The problem reported in this BZ was caused when /proc/systemtap was marked as
awaiting deletion while new scripts kept reusing it.  path_lookup() could see
it, while "ls" could not.

There was no easy fix for this problem.  So the new behavior is for
/proc/systemtap to never be in a deferred deletion state.  If it is in use when
a module exits, it will not be deleted.  Next time a systemtap module exits, if
not in use, it will be deleted.  

Comment 5 David Smith 2008-04-22 17:38:14 UTC
(In reply to comment #4)
> Checked in a fix for this.

Unfortunately, fedora x86 8 kernels don't really like this fix.  If you run a
systemtap script that uses procfs, then immediately kill it (no procfs
reads/writes are necessary), you will get the new warning about removal being
deferred.  Under fedora 8, I'm not sure you can use procfs at all without
getting the warning.  Under RHEL5 x86_64, I don't see the warning.

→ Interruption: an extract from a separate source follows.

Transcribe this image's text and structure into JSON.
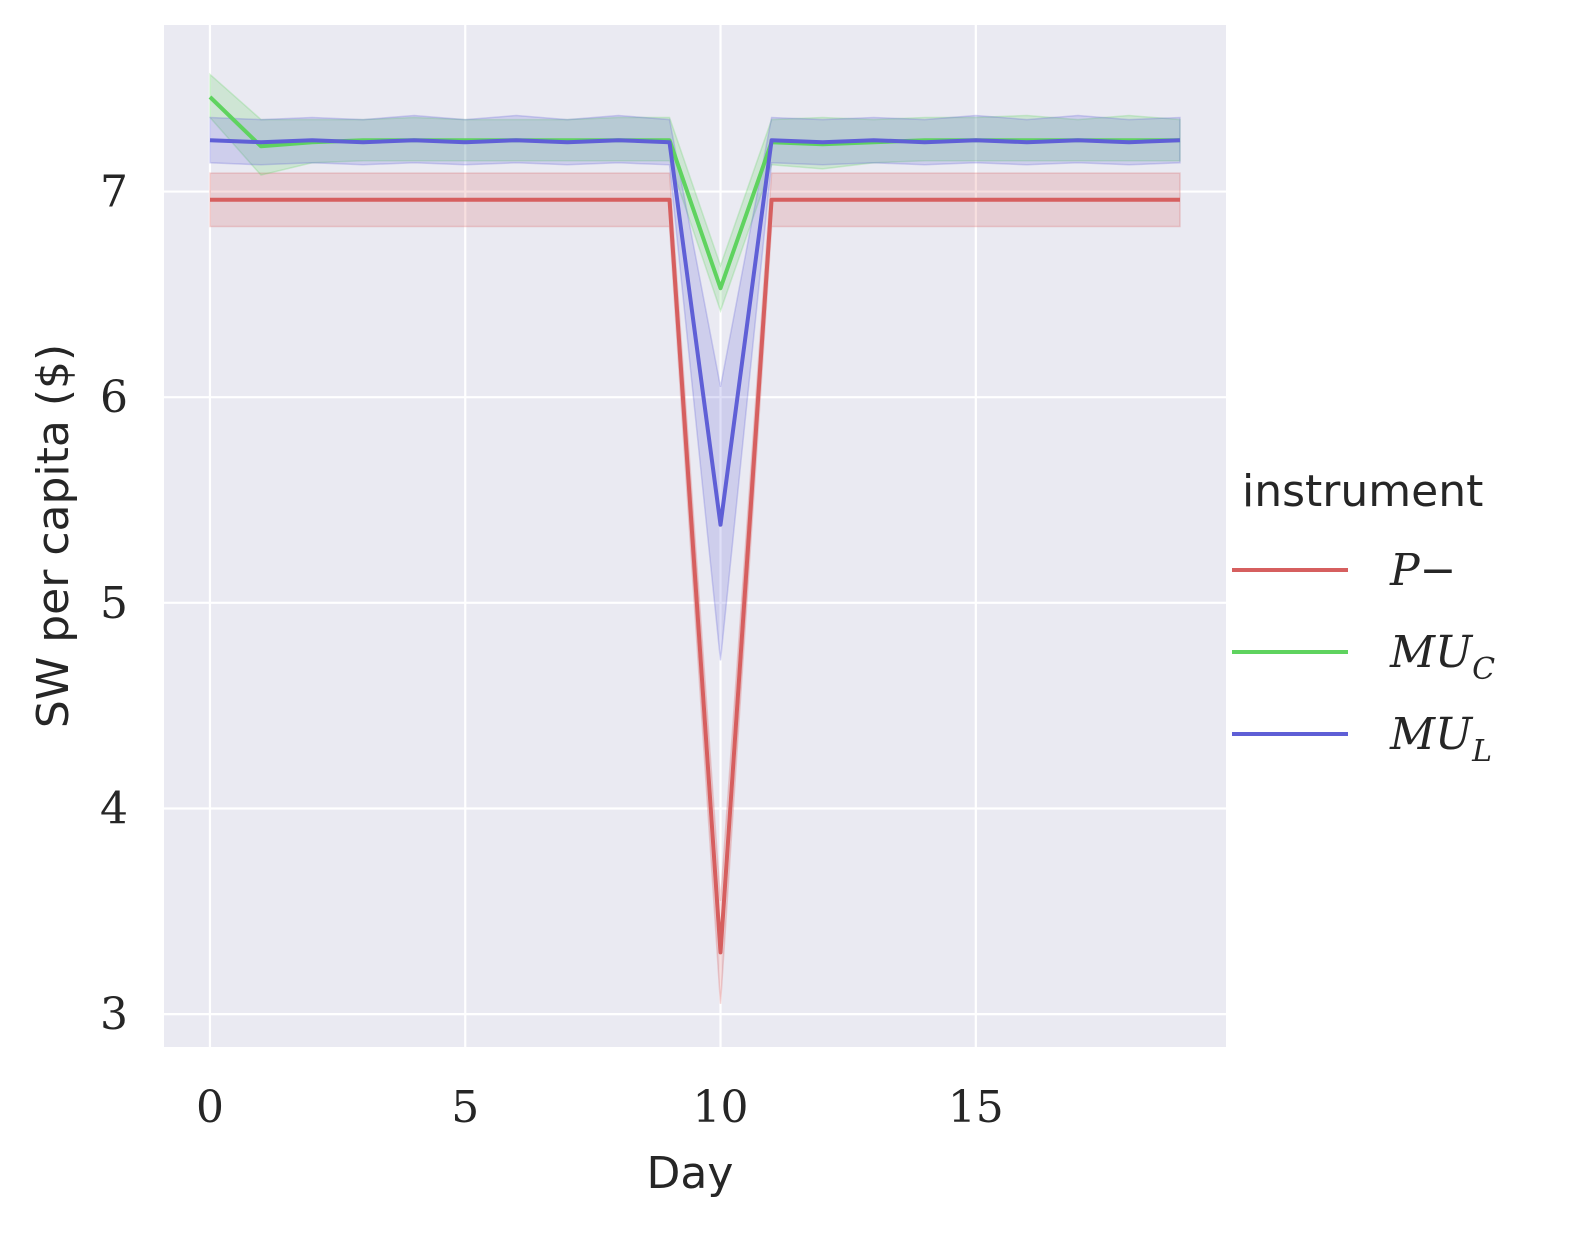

(I'm not sure how much of a problem getting the warning is, but it is causing a
spurious test failure for systemtap.base/procfs.exp.)

The following script demonstrates getting the warning when we shouldn't.

# stap -e 'probe procfs("command").read { $value = "100" }' -m foo
Warning: using '-m' disables cache support.
[interrupt script here]
WARNING: Removal of /proc/systemtap/foo
is deferred until it is no longer in use.
Systemtap module removal will block.
Comment 6 David Smith 2010-01-20 19:01:45 UTC
I'm changing this one to WORKSFORME, since I can't duplicate it any more on
kernels 2.6.18-168.el5 or 2.6.32.3-21.fc13.x86_64.